2022-11-14 16:21 |
In light of the collapse of the cryptocurrency derivatives exchange, FTX, Binance CEO, Chanpeng Zhao, has proposed an ‘industry recovery fund’ to support large crypto projects facing liquidity problems. The fund aims to mitigate a ‘further cascading negative effect of FTX,’ according to the executive who announced the move on Twitter.
Zhao said that more details on the fund would be announced. The executive of the largest exchange by volume has welcomed suitable projects to reach out to Binance Labs ‘if they think they qualify.’
CZ has also invited industry peers to co-invest in the fund, saying that ‘crypto is not going away.’ H.E. Justin Sun, the founder of Tron, was the first to pledge support for the fund. Commenting on CZ’s post, Sun said his blockchain DAO ecosystem, Huobi Global, and Poloniex would participate in the pool.
Binance’s announcement comes amid a domino effect in the crypto space following FTX’s filing for Chapter 11 bankruptcy on Nov.11. The events leading up to the debacle sent shockwaves in the digital asset space, forcing major players to reassure the public of their liquidity. CZ’s advice could have informed the audit by the exchanges.
CZ wants proof of reserves from industry playersZhao, whose tweet about liquidating the FTT token triggered the fall of FTX, had advised industry players to do a Merkle-tree proof of reserves, adding that Binance will release its PoR soon to enhance credibility.

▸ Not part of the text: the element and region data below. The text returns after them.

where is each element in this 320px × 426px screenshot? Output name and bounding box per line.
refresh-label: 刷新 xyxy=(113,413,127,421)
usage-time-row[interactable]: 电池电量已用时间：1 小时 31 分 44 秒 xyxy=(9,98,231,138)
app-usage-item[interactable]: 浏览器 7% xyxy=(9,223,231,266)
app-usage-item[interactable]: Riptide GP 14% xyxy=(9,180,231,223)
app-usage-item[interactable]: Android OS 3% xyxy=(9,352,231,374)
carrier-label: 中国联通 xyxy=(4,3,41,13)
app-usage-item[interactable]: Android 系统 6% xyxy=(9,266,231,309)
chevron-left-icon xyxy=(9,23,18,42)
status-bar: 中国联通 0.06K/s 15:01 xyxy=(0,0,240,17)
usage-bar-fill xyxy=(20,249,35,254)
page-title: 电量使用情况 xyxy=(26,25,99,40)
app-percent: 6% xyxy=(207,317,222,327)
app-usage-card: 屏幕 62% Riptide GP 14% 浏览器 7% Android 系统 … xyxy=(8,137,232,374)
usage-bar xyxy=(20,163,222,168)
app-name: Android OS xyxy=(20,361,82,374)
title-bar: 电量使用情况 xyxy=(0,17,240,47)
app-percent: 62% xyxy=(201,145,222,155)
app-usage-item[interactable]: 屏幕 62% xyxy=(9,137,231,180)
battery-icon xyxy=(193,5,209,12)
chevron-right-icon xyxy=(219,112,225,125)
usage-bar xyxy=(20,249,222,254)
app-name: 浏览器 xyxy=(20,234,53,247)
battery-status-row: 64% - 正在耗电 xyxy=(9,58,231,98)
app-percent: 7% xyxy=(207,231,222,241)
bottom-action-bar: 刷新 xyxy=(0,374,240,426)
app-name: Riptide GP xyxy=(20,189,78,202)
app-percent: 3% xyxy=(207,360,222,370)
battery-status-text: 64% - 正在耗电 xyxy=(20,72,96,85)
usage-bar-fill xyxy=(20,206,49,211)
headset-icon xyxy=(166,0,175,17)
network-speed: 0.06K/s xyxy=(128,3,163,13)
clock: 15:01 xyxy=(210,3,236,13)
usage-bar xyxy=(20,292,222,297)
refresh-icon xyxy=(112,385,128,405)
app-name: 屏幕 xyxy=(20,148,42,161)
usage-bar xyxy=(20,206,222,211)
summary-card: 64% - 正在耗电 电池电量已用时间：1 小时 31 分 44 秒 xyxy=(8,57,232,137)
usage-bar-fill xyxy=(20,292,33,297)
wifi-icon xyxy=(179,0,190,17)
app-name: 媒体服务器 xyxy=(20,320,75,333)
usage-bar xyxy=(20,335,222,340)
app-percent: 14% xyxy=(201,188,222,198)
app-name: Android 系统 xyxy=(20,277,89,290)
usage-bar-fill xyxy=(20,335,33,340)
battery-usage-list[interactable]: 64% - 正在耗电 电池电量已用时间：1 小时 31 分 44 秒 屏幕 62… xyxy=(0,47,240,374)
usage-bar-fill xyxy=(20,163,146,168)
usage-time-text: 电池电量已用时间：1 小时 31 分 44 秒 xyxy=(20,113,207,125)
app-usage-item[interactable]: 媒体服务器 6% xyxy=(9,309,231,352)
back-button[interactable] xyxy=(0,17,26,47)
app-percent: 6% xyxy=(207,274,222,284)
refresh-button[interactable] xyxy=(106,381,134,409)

Three days later, Crypto.com CEO, Kris Marszalek, took to Twitter to share some of the data about the assets in the exchange’s cold wallet addresses.
Marszalek said: ‘While the Proof of Reserves audit preparation is underway, we are sharing our cold wallet addresses for some of the top assets on our platform. This represents only a portion of our reserves: about 53,024 BTC, 391,564 ETH, and combined with other assets, a total of about US$3.0 b.’
Last month, Binance announced a lending facility to help distressed bitcoin miners affected by the crypto winter. The $500 million project targeted private and public miners, eligible to borrow against their physical and digital assets for loans for up to 2 years.